Gabrielle: Tom is so fascinating to me, I was surprised to hear that straight guys our age still think of him as a really alpha, hot guy. But in the last decade, most women I know have totally shifted and now find him really unappealing. He’s a big icon for pickup artists, they think of him as someone who could seduce any woman in the room, but watching this there’s just such a lack of sexual pulse. Like he’s obsessed with sex because it’s foreign, unnatural to him.
Sennah: Yes! And I was shocked at how well the orgies in the secret society depicted that: completely saturated in sex, yet alien and almost frightening at the same time. It really felt like a fever dream.
Gabrielle: That orgy scene is such iconic millennial jerk-off material. It’s a great example of a time when we had to watch art films to see sex scenes. I love what you said about the film being domestic, it’s very true. And their home feels aspirational but authentic, the kind of place you would want to live. It adds to the mystery, why are they both so eager to stray?

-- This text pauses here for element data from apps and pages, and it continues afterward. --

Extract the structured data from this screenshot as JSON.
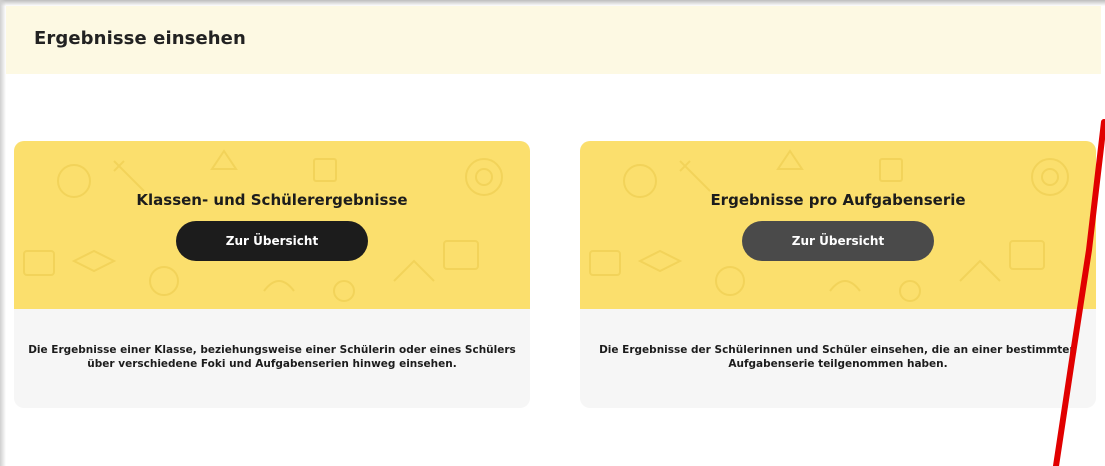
{
  "header": {
    "title": "Ergebnisse einsehen"
  },
  "cards": [
    {
      "title": "Klassen- und Schülerergebnisse",
      "button_label": "Zur Übersicht",
      "description": "Die Ergebnisse einer Klasse, beziehungsweise einer Schülerin oder eines Schülers über verschiedene Foki und Aufgabenserien hinweg einsehen."
    },
    {
      "title": "Ergebnisse pro Aufgabenserie",
      "button_label": "Zur Übersicht",
      "description": "Die Ergebnisse der Schülerinnen und Schüler einsehen, die an einer bestimmten Aufgabenserie teilgenommen haben."
    }
  ],
  "colors": {
    "header_bg": "#fdf9e3",
    "card_accent": "#fbdf6d",
    "button_dark": "#1c1c1c",
    "button_gray": "#4a4a4a",
    "annotation": "#e10000"
  }
}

Sennah: I love how both of our picks deal with jealousy. When Alice got mad at Bill for not ever being jealous of her, I got flashbacks to feeling insecure in early relationships — that ugly yet intriguing feeling of wanting to belong to someone, maybe to feel possessed in some way… to be paid attention to, I guess. I also liked how much Eyes Wide Shut unraveled how normal, harmful, and powerful a fantasy can be: “no dream is just a dream.” What’s a dream or fantasy of yours, Gabrielle?
Gabrielle: No one has ever really expressed feeling possessive of me, not sure what that says about me lol. I think a sense of possession in a long-term, stable relationship is not the same, it doesn’t have the edge of danger, maybe more a reality you’ve settled into.
Watching Eyes Wide Shut again, I thought about the fantasies that couples have individually, the ones they can indulge privately knowing that there is a safety net that they, ultimately, aren’t willing to endanger. I think Eyes Wide Shut is ultimately telling us that the whole night was a dream, and I find it funny that even in his dream he won’t cheat on her!
Sennah: Haha one of my friends is like that — in his dreams, he won’t ever cheat! I find that really funny and interesting too. I’ve had a few dreams where I’ve cheated, but they’re definitely nightmares as opposed to sexy fantasies lol.
Gabrielle: I don’t think most women fantasize about orgies or supermodels or even of excessive wealth. It’s probably true that most women’s fantasies are closer to Nicole’s in the film, just one man who genuinely, powerfully wants you. I think a part of me guards a little secret singledom, that state of being vulnerable to whatever current might take you. I guess I fantasize about recklessness, even though I have something I know I would not risk. How about you?
Sennah: That makes sense! Hmm, my fantasies are kind of all over the place. I feel like they’re polar opposites, too — I’m either desiring a more reckless and wilder life, or itching for a very basic and boring one haha. Give me all or nothing, please!